Kabarett in Bonn Gregor Pallast mit tollem Pantheon-Debüt

Bonn · Sozialkunde- und Biologie-Lehrer Gregor Pallast zieht in seinem ersten großen Kabarett-Programm einen Berufswechsel in Betracht.

Berater! Das wär's! Berater haben es leicht: Sie verdienen das Äquivalent zu mehreren Tonnen Äpfeln innerhalb von zwei Stunden dafür, dass sie anderen Menschen erklären, wie die eben jenes Obst vom Baum pflücken müssen.

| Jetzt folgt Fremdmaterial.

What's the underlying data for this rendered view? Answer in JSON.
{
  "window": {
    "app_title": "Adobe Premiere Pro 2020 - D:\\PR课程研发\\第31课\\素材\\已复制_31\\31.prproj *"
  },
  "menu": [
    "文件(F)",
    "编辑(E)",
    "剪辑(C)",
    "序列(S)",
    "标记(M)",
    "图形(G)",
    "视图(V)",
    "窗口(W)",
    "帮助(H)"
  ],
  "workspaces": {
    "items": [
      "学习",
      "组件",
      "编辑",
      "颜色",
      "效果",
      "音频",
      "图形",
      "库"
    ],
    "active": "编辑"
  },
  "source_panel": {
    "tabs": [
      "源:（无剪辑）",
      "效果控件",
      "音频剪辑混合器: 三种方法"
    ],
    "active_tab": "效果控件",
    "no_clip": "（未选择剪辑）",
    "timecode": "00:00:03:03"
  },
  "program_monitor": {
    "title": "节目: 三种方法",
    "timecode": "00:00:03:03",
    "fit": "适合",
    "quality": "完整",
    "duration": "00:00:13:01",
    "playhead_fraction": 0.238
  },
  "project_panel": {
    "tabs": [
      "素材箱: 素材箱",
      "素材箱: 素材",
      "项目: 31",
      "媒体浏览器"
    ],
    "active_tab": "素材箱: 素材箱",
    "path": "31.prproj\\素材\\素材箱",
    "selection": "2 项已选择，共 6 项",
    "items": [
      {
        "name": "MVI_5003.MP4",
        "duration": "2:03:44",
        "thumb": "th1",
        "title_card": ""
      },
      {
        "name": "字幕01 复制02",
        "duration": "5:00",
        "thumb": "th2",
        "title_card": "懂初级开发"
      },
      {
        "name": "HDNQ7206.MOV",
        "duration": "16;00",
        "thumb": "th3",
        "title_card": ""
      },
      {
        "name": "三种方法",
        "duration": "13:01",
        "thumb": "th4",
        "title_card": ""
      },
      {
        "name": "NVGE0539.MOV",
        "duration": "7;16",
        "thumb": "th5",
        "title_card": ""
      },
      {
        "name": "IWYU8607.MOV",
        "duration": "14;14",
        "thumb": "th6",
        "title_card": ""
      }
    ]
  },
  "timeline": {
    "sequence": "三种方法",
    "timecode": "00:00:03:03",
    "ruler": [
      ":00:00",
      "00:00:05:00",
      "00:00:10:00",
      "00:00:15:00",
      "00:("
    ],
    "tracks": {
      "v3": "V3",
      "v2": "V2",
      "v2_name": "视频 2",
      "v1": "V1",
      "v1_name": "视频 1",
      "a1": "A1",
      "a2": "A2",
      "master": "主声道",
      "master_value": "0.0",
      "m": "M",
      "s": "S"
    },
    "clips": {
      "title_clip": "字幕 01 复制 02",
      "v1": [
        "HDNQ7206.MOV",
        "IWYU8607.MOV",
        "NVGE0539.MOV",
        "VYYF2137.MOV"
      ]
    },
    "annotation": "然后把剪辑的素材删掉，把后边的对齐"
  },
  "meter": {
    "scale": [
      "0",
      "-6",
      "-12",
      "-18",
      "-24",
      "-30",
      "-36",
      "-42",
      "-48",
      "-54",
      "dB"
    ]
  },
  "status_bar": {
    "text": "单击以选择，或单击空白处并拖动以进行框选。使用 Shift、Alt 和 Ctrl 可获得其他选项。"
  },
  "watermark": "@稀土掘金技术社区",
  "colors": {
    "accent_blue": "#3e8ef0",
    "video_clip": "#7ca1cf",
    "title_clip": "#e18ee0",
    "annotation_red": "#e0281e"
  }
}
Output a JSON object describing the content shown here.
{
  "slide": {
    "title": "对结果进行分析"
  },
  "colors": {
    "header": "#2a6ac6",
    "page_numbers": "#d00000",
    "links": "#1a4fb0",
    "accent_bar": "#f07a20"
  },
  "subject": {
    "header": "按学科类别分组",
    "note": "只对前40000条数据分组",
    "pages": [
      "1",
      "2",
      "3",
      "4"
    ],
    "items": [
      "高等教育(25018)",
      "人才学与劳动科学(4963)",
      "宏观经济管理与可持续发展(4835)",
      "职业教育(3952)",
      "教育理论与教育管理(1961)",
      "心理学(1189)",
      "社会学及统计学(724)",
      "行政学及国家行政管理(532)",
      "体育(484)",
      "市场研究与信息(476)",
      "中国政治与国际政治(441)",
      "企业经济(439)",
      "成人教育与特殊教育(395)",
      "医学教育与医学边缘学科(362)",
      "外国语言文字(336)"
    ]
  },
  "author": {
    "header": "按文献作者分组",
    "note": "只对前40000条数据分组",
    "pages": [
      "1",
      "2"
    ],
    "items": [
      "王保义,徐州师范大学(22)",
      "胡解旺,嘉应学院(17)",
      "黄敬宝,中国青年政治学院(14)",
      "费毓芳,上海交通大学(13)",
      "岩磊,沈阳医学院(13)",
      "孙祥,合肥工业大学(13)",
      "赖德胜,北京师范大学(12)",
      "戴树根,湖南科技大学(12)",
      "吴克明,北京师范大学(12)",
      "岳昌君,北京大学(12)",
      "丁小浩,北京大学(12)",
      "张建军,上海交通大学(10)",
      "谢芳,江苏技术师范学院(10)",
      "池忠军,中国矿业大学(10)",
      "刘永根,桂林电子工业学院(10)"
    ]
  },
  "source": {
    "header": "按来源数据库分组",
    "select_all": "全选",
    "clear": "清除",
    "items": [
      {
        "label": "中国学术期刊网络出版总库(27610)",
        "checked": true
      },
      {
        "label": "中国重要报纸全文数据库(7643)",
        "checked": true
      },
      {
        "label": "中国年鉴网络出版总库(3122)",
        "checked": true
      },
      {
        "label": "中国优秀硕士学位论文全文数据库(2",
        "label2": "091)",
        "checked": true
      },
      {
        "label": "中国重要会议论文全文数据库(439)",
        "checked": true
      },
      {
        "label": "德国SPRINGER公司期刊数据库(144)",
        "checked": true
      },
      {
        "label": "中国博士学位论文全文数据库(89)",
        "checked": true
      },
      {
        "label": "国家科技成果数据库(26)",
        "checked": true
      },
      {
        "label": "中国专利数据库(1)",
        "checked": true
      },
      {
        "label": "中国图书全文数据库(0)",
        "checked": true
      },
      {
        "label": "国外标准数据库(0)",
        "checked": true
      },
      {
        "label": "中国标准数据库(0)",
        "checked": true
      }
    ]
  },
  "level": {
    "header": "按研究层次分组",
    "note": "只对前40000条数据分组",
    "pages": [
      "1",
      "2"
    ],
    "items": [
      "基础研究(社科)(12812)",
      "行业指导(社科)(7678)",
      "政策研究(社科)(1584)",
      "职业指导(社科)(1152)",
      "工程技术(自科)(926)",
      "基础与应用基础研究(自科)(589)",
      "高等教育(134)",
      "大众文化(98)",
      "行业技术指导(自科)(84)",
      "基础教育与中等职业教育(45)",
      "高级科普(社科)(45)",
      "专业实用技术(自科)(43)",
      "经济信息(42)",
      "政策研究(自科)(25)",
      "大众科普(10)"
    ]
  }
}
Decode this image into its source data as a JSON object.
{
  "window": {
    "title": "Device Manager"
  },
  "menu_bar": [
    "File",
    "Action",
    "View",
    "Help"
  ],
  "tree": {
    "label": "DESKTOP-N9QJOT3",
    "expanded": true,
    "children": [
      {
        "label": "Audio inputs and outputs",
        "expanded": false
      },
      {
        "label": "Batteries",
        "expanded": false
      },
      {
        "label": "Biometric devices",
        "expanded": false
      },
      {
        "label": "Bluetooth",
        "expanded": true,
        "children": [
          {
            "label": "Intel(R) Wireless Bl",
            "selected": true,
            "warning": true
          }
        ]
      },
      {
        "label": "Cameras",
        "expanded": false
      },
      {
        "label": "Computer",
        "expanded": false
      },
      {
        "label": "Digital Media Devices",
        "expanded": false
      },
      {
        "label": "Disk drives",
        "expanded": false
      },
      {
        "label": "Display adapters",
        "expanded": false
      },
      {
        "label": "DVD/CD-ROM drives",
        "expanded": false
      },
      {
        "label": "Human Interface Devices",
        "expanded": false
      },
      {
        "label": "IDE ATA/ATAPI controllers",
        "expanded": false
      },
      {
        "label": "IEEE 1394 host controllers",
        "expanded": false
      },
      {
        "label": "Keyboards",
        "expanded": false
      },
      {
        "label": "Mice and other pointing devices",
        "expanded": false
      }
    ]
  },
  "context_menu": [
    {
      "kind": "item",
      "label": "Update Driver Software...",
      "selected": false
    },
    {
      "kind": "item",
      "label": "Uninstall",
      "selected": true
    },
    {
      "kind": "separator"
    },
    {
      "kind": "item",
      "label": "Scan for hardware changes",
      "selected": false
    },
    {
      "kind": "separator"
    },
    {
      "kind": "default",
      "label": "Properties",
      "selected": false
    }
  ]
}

Und da ihr Publikum in der Regel auch noch zuhören will, haben diese Experten es leichter als Pädagogen.

Also wagt es auch Sozialkunde- und Biologie-Lehrer Gregor Pallast in seinem ersten großen Kabarett-Programm, einen Berufswechsel in Betracht zu ziehen. Mit den Wählern hat er auch schon die richtige Zielgruppe: Sie ist groß, zweifelt regelmäßig an den eigenen Entscheidungen und ist beeinflussbar. Passt. Oder würde passen, wenn Pallast nicht so ehrlich wäre: "Ihr Kreuz ist eigentlich ohne Bedeutung", sagt er bei der Premiere von "Verwählt" im Pantheon Casino. Und führt zwei Stunden lang aus, wo das Problem liegt.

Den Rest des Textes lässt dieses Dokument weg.